# Kenji.



## Loryen (Feb 16, 2011)

Sad, sad news. On December 28th, my beutiful betta fish, Kenji, past away. 
He was four years old, and I had raised him since he was a fry, so I was really close to him. His death started when my mom came over to visit one night, and she accidentally un-plugged his heater. He stayed like that all freezing night, and in the morning the temp. was around 10 degrees c. 
When I found him, he was lying on his side on the gravel- I thought for sure he was dead. He wasn't though, and I stayed home from work to watch over him. He managed to take a few breaths and eat a blood-worm, as I slowly heated his tank up. A couple days later, it seemed like everything would be all right. Kenji would ocassionly weakly flare at my fingers, and he was getting some of his gusto back.
I don't know what happened. He just went down hill, and he looked extremely sick. I treated him with meds and did water-changes to no affect. :-( 
When it was finally Christmas Day, I was happy because he had seem his fourth christmas ever. He was not looking good though; he wouldn't eat and when I attempted to do a water-change he almost died.
On the night of December 27th, I did a 1/2 water change. It didn't do him any good though- he wouln't move at all. I stayed up all night, watching him, and finally at around 2:00 AM, on December 28th, he died.

Rest in Peace, Kenji.

We barried him in the garden, and I made a grave-stone with an old blank of wood and a Sharpie. I had a little funeral, and everyone in my family came. 
Kenji was the most boisturus (aggresive?) betta I have ever had. He would attack anything he saw, so no tank-mates, and he would flare at my finger, face, or clothing. Once I tried to touch him when he was asleep, and he woke up and bit me!;-) I miss him so much, and he will always be my beutiful little Kenji.

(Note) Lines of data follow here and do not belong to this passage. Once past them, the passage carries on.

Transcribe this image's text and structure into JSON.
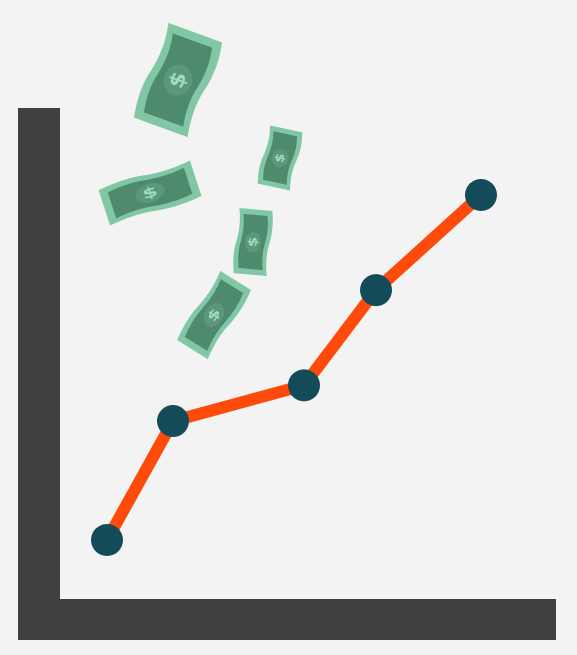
{
  "colors": {
    "background": "#f3f3f3",
    "axis": "#404040",
    "line": "#fe4a0b",
    "point": "#134b58",
    "bill_dark": "#4e8a6c",
    "bill_edge": "#82c7a4",
    "bill_ink": "#9fdcbc"
  },
  "icons": {
    "bill_symbol": "$"
  },
  "trend": {
    "values": [
      1,
      2,
      2.3,
      3.1,
      3.9
    ]
  }
}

I couldn't figure out how to post a pic., because I am new here, but he is the betta in my signature and avatar.


----------



## shinybetta (Jul 3, 2010)

Aww, sorry......


----------



## Aluyasha (Sep 2, 2010)

It is obvious you loved him very much. And if it is obvious to me and I just met you, then it was very obvious to Kenji. He was lucky to have an owner that cared so much for him. If someone else bought him, who knows how his life would have been...
R.I.P. Kenji. 
I am sure you will see his flaring face once again someday.


----------



## Iziezi (Nov 5, 2010)

So sorry that you lost Kenji in the way you did. =(


----------